Amorphous silicon absorbs primarily in the visible portion of the spectrum below 700 nanometers (nm) while microcrystalline silicon absorbs similarly to bulk crystalline silicon with a gradual reduction in absorption extending to ˜1200 nm. Both types of material benefit from textured surfaces. Depending on the size scale of the texture, the texture performs light trapping and/or reduces Fresnel loss at the Si/substrate interface.

It would be advantageous to have light scattering inorganic articles wherein hemispherical particles create a textured surface on the substrate. Further, it would be advantageous to have light scattering inorganic articles with an enhanced absorption in the range of from 400 nm to 600 nm wavelengths for photovoltaic devices.

SUMMARY

Light scattering inorganic articles, as described herein, address one or more of the above-mentioned disadvantages of conventional light scattering articles and may provide one or more of the following advantages: enhanced light trapping or light absorption at 400 nm-600 nm wavelengths, and several methods can be used to make the articles.

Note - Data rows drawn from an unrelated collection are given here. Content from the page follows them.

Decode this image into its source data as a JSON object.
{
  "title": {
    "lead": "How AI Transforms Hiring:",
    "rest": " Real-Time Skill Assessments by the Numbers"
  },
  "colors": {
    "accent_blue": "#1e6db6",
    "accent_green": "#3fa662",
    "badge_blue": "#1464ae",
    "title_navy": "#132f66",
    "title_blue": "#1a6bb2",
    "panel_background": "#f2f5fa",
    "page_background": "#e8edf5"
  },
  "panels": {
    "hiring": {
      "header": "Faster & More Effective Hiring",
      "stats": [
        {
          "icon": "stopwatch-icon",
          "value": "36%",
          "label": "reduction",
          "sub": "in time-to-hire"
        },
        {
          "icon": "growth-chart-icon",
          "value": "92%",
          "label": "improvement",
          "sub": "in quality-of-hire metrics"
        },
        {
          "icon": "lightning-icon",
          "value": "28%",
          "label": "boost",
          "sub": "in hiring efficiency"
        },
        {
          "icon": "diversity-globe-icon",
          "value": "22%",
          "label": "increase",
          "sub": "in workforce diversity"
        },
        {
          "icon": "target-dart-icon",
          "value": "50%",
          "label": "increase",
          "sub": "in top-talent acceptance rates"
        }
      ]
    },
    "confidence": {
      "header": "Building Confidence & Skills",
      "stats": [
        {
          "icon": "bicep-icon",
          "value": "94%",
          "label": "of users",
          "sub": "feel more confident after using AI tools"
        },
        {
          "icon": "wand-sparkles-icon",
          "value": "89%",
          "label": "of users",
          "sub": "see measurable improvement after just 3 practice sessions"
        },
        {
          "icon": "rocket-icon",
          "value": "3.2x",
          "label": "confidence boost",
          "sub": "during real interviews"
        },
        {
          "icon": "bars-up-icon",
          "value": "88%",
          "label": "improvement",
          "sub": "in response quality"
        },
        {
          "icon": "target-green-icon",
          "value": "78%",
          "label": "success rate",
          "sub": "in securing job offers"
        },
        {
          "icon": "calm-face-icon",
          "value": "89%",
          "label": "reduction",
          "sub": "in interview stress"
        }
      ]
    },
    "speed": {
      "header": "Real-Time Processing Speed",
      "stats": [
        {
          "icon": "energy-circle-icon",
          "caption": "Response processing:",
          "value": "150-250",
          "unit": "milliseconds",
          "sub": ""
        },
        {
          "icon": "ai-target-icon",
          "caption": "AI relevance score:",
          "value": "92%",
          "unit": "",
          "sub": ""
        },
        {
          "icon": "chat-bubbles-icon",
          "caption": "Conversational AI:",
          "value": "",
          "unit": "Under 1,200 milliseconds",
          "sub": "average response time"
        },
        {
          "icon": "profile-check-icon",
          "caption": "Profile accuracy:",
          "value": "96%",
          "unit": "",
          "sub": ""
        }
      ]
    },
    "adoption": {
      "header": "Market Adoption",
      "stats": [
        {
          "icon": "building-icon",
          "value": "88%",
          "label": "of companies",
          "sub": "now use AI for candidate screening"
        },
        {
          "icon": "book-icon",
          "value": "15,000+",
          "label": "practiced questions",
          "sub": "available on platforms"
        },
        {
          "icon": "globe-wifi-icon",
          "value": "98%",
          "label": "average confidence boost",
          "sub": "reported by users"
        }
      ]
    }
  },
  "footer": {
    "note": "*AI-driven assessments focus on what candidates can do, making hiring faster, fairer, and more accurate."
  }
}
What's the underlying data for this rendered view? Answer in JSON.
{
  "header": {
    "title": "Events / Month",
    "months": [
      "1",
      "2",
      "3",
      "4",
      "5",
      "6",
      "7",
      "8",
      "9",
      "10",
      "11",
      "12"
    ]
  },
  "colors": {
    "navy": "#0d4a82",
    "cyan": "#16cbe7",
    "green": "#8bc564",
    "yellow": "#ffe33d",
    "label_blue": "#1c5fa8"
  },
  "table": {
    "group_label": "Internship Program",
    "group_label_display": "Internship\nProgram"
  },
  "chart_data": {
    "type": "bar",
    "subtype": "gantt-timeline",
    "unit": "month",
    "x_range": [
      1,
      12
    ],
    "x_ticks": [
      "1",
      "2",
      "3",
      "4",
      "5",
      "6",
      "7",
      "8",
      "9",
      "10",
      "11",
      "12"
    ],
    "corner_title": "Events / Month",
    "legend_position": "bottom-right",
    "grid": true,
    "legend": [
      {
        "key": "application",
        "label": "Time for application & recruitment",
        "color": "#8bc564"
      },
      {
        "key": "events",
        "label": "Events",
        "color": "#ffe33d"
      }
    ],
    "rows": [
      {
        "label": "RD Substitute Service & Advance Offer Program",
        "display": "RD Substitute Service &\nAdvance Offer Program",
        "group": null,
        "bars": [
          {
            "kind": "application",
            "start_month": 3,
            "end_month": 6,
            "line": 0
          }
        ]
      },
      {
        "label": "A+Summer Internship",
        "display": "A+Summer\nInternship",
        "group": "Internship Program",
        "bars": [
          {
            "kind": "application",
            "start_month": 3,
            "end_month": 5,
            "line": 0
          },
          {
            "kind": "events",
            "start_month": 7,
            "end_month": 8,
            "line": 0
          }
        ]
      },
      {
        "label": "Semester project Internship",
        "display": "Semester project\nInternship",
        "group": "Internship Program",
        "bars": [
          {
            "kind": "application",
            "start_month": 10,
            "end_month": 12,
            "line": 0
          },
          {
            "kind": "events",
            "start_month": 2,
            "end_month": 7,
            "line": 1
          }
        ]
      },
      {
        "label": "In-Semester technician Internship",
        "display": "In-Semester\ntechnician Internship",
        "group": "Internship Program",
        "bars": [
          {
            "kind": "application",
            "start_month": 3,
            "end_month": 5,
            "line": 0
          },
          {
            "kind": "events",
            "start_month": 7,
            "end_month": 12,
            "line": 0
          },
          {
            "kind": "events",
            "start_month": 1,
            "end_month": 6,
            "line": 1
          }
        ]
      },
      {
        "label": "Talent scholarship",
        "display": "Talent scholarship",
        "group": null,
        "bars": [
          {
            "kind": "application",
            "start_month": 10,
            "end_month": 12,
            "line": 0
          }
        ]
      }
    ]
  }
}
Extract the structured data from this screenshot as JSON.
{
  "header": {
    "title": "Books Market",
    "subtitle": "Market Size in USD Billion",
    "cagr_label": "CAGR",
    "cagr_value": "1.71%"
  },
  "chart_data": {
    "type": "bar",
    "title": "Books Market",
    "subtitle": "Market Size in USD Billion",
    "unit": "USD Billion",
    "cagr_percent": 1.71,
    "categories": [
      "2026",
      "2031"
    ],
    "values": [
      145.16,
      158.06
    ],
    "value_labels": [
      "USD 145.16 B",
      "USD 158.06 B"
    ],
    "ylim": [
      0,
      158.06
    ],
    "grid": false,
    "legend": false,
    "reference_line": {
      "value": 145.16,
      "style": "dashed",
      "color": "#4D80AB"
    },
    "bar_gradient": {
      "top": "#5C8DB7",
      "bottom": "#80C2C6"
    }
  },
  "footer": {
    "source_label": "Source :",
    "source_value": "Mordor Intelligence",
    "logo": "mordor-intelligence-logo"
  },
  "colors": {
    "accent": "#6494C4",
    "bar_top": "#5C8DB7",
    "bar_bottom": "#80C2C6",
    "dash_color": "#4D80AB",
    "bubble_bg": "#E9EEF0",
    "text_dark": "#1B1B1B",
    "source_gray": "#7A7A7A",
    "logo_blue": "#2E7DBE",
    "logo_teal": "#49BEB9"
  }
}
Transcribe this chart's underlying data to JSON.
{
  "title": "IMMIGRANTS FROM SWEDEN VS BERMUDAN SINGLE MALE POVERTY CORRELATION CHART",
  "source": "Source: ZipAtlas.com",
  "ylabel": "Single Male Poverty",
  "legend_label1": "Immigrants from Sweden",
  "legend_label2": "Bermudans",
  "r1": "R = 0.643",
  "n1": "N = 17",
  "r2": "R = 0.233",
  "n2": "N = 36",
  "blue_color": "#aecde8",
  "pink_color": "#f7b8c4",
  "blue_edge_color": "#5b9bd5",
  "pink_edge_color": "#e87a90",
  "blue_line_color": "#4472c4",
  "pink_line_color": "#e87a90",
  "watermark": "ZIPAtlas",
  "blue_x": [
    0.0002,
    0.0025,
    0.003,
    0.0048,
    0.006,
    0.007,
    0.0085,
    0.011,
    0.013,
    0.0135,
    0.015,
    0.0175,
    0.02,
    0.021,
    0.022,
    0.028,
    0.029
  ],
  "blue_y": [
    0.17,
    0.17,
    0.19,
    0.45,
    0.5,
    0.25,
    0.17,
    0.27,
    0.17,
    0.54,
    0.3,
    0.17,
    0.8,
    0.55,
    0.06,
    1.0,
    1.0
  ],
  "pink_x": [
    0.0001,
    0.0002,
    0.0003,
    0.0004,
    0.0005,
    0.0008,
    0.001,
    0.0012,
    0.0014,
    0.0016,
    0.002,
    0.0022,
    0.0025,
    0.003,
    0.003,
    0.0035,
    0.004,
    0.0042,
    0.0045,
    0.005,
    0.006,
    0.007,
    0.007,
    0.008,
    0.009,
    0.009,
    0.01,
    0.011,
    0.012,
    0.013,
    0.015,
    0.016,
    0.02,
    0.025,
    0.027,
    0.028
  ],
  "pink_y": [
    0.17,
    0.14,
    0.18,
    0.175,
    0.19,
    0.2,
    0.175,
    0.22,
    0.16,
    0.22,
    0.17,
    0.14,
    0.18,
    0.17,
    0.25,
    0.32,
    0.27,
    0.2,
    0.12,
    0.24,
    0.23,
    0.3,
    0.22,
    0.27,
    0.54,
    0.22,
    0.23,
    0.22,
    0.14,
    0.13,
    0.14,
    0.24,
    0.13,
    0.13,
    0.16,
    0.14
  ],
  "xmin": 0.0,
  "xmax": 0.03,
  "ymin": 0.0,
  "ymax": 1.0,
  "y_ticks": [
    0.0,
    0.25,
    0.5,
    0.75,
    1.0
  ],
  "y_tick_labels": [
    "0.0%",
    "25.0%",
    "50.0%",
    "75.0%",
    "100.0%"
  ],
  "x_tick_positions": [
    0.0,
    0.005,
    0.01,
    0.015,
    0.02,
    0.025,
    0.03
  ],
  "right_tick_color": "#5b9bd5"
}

One embodiment is a light scattering article comprising an inorganic substrate having a textured surface, wherein the surface comprises hemispherical inorganic particles having an average diameter of 300 nm or less, and wherein the article has an enhanced absorption at wavelengths in the range of from 400 nm to 600 nm.

Another embodiment is a photovoltaic device comprising a light scattering article comprising an inorganic substrate having a textured surface, wherein the surface comprises hemispherical inorganic particles having an average diameter of 300 nm or less, and wherein the article has an enhanced absorption at wavelengths in the range of from 400 nm to 600 nm.

Additional features and advantages of the invention will be set forth in the detailed description which follows, and in part will be readily apparent to those skilled in the art from the description or recognized by practicing the invention as described in the written description and claims hereof, as well as the appended drawings.

It is to be understood that both the foregoing general description and the following detailed description are merely exemplary of the invention, and are intended to provide an overview or framework for understanding the nature and character of the invention as it is claimed.

The accompanying drawings are included to provide a further understanding of the invention, and are incorporated in and constitute a part of this specification. The drawings illustrate one or more embodiment(s) of the invention and together with the description serve to explain the principles and operation of the invention.

BRIEF DESCRIPTION OF THE DRAWINGS

The invention can be understood from the following detailed description either alone or together with the accompanying drawing figures.

FIG. 1 is a yz-cross-section of a conventional a-Si photovoltaic cell using a non-textured flat glass substrate.

FIG. 2 is a cross-section of features of an a-Si photovoltaic cell comprising a light scattering article having a textured glass surface comprising hemispherical glass particles randomly distributed on a glass surface, according to one embodiment.

FIGS. 3A and 3B show optical constants of the a-Si photovoltaic cell materials used in the simulations.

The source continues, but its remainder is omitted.